If you are involved in your organization’s compliance program for Unique Device Identification (UDI), you have probably heard a lot of “G terms” being thrown around, such as “GS1,” “GTIN” and “GDSN.”
But what do these terms mean and where do they fit in with FDA’s UDI requirements?
Once a product is defined as a medical device by it’s intended use and indications for use, The United States Food and Drug Administration (FDA) requires that each medical device that is placed on the US market must be labeled with a UDI number. Device manufacturers must assign a UDI number to each version or model of a device, and the UDI number must be readable in both human format and in AutoID format. This regulation allows medical devices to be easily identifiable, helping to increase patient safety and enhance the care they receive.
UDI regulations have also spread to the EU and are continuing to spread through the world as they benefit the medical industry everywhere.
GS1, also known as Global Standards One is a non-profit organization that develops and sets international standards for supply chain data across many different industries. When you see a barcode, whether on a box of cereal at a grocery store or on an ultrasound machine in a hospital, there is a very good chance it is formatted according to GS1 standards.
GTIN, or Global Trade Item Number, is a globally unique identification key maintained by the GS1 organization and has applications in various industries.
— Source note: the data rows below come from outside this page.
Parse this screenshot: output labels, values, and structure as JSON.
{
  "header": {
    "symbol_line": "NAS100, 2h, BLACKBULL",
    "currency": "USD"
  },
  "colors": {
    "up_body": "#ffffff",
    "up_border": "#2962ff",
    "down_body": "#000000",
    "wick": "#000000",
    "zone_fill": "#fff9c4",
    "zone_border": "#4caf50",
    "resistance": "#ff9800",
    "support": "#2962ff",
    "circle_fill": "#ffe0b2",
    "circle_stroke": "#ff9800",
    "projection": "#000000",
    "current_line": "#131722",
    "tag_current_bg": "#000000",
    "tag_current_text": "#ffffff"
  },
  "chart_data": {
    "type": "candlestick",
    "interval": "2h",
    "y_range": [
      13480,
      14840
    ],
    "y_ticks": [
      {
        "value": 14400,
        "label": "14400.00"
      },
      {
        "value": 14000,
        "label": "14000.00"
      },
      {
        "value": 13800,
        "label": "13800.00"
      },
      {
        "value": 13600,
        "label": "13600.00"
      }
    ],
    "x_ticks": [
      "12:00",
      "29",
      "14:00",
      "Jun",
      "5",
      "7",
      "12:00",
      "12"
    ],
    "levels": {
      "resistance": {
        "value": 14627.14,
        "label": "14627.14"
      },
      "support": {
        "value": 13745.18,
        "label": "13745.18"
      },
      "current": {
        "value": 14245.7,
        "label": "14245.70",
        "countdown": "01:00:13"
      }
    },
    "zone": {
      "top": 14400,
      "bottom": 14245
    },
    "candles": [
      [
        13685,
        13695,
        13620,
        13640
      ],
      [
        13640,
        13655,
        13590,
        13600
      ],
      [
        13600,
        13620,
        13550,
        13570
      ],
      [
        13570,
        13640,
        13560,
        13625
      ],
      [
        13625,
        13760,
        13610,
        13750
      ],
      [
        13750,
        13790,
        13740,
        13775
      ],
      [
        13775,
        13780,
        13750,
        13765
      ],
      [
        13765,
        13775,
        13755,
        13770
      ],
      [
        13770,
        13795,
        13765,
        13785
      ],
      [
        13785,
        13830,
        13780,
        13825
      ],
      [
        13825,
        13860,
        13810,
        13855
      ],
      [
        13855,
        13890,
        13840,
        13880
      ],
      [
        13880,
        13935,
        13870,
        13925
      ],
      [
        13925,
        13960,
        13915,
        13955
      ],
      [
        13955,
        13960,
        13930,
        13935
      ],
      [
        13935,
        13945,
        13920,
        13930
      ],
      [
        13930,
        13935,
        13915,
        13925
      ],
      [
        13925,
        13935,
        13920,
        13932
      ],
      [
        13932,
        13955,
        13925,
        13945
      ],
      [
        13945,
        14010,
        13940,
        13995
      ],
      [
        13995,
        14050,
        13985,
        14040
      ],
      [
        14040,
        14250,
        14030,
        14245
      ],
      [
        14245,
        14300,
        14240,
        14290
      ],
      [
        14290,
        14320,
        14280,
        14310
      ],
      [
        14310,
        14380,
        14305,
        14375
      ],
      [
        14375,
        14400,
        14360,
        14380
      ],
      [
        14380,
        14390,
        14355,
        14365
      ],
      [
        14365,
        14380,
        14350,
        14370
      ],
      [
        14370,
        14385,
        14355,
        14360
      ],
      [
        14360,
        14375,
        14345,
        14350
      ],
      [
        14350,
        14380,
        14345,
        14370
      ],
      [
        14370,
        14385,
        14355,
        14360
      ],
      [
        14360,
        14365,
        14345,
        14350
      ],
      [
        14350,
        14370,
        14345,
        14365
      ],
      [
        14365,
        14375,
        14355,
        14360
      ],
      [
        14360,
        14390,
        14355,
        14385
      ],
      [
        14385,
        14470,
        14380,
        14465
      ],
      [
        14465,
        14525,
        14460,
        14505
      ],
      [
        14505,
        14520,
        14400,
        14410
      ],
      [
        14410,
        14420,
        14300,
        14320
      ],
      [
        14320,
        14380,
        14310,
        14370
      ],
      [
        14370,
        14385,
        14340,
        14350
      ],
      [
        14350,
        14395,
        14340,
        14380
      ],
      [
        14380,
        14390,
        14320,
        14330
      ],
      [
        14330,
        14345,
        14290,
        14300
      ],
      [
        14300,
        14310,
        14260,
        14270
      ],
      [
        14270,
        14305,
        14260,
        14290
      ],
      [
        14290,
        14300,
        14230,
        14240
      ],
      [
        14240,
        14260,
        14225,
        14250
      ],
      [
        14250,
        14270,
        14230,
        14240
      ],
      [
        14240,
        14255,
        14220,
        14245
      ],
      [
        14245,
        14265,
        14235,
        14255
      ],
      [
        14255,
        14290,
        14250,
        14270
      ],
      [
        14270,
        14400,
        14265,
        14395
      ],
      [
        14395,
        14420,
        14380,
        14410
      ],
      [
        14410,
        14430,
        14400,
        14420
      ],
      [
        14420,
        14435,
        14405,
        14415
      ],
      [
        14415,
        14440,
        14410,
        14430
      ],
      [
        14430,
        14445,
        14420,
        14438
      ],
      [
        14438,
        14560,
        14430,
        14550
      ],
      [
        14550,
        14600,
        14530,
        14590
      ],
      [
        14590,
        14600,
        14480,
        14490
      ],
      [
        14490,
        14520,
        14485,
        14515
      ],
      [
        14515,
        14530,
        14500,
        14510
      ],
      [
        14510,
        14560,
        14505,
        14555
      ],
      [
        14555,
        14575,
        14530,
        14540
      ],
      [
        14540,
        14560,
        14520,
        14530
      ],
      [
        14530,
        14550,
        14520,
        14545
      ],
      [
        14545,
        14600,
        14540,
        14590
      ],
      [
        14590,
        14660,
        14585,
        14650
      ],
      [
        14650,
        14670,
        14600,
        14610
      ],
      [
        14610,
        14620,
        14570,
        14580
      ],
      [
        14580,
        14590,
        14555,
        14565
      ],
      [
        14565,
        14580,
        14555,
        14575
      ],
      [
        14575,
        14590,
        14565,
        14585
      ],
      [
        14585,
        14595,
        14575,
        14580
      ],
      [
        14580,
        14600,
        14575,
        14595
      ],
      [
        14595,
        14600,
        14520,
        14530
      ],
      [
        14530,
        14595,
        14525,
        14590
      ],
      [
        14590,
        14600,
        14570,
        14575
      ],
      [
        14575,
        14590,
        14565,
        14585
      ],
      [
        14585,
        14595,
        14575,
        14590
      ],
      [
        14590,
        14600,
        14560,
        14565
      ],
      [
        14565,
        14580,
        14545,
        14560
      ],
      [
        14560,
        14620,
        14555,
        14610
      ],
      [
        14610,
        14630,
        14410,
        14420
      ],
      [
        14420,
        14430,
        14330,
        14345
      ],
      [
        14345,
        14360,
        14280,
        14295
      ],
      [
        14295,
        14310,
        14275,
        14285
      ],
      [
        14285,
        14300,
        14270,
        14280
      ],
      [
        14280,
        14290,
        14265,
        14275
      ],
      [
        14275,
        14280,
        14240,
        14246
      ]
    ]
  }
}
Because it is already widely in use across the healthcare industry, the GTIN is one of three standards allowed by FDA to be used as the Device Identifier (DI) portion of a UDI.
Using GTINs as DIs allows device labelers to connect their UDI data records to a global network of product information. The GDSN (Global Data Synchronization Network) is used by trading partners throughout the healthcare industry (including manufacturers, distributors and hospital networks) to exchange product data in a standard format. By sharing UDI data with a GDSN-certified data pool, medical device labelers can ensure that the data submitted to FDA is made available at the same time to their trading partners.
Please note: Althugh using GTIN as your primary DI is the first step toward the exchange of product data through the GDSN, merely using GTIN does not mean your data is in the GDSN. Product data must be placed into a GDSN-certified data pool.
In addition to simplifying the exchange of device product data for the U.S. market, an investment in the GDSN standard will allow device labelers to leverage their previous UDI compliance efforts to meet upcoming initiatives. These mandates of regulatory authorities outside of the U.S. will likely include UDI in the EU and UK eProcurement.
While the UDI requirements of the IMDRF, European Commission and other authorities are expected to differ from each other in some points, GDSN will allow labelers to maintain a single comprehensive dataset to manage and update their device product data with FDA and around the globe for efficient and effective healthcare.